Table of Contents
Manage Creativity
Manage Creativity is the preliminary step to carry out an innovative process within organizations. To be creative, it is necessary to have the right environment. When everything dominates by urgency, it is difficult to find the right moment to rethink its establishment.
In this sense, the lack of time is the worst enemy of creativity. Being immersed in the borage of everyday life, stopping to think that by doing our routine differently, we can be more productive and efficient is not easy. In any case, organizations are interested in knowing how creativity adopts.

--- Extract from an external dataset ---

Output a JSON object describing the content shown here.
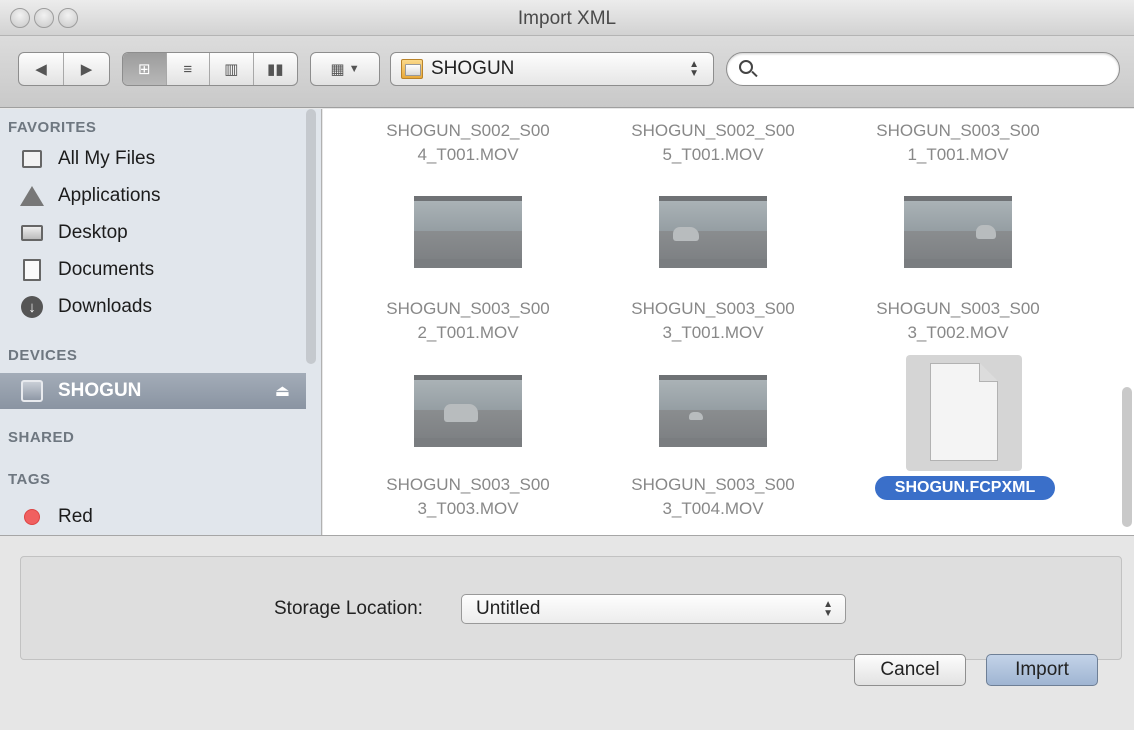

Creativity responds to mental states of the person that act as enablers or inhibitors of the same:
- Connecting, which facilitates the hybridization of things, is what is called unfocused attention.
- Reasoning, which consciously manipulates our memory.
- Visualizing, thinking in images is an essential part of creativity.
- Absorb, since our environment is a source of ideas, it is necessary to be amazed with what surrounds us to perceive them.
- Transform, a proven fact is that period of anguish or stress favor creativity.
- Evaluating our environment and ourselves is an unavoidable practice to generate new ideas
- Flow, the purpose should be the production of creative material.
Description :
The organization, for its part, must take into account mental states to be able to manage creativity. Defying conventions, IKEA is the ultimate exponent of this approach.
- Encourage collaboration with competitors, interdisciplinary, etc.
- Organizational charts encourage horizontal structures instead of vertical ones.
- Overcome fear within the organization.
- Implement a culture of tolerance for error.
- Encourage creative teamwork.
- Leadership, creative chaos with an executive order.
- Passion, the objective is not for the employee to participate in the creative process but to involve him to achieve fun and excitement with his activity.
Rigid and standardized organizational structures are the least likely to promote creativity, so it is necessary to promote collective participation by eliminating the barriers that prevent people from showing their opinion and proposing new ideas, two of which stand out, intolerance and fear of error.
How to Manage Creativity?
What’s the secret to unlocking the creativity unseen in everyday activities, giving every great idea a chance?
You may think the answer lies in attracting exceptionally creative people to your team or making a suitable investment.
While all of this helps, of course, Linda argues that the key to managing collective creativity is to lead that innovation. It requires a special kind of leader, capable of “unleashing” and harnessing the collective genius of the organization.
Three capabilities of innovative organizations
1. Creative Abrasion
The power to create a market for ideas through debate and discourse. It is not brainstorming in which people suspend their judgment. No, these people know how to have heated discussions, but with constructive arguments to create a portfolio of alternatives. They learn to inquire and listen actively, but they also learn to defend their points of view. They understand that innovation rarely happens unless there is diversity and conflict.
2. Creative Agility
It can test and refine that collection of ideas through quick searching, reflection, and fine-tuning. It is acting rather than planning for the future. However, It is “design thinking” with this exciting combination of the scientific method and artistic process. It is running a series of experiments and not a series of pilots.
Moreover, Experiments are about learning. When they have a negative result, you learn something that you need to know. Pilots often have to do with being right. When they don’t work, someone or something is to blame.
3. Creative Resolution
It has to do with combining even opposing ideas to configure them in new combinations and produce a unique and helpful solution. Innovative organizations never concede to get along. They do not reach compromise solutions. They don’t allow a group or an individual to dominate, even if they are the boss or the expert. Instead, they have developed a patient and more inclusive decision process that allows them BOTH solutions and not some solutions.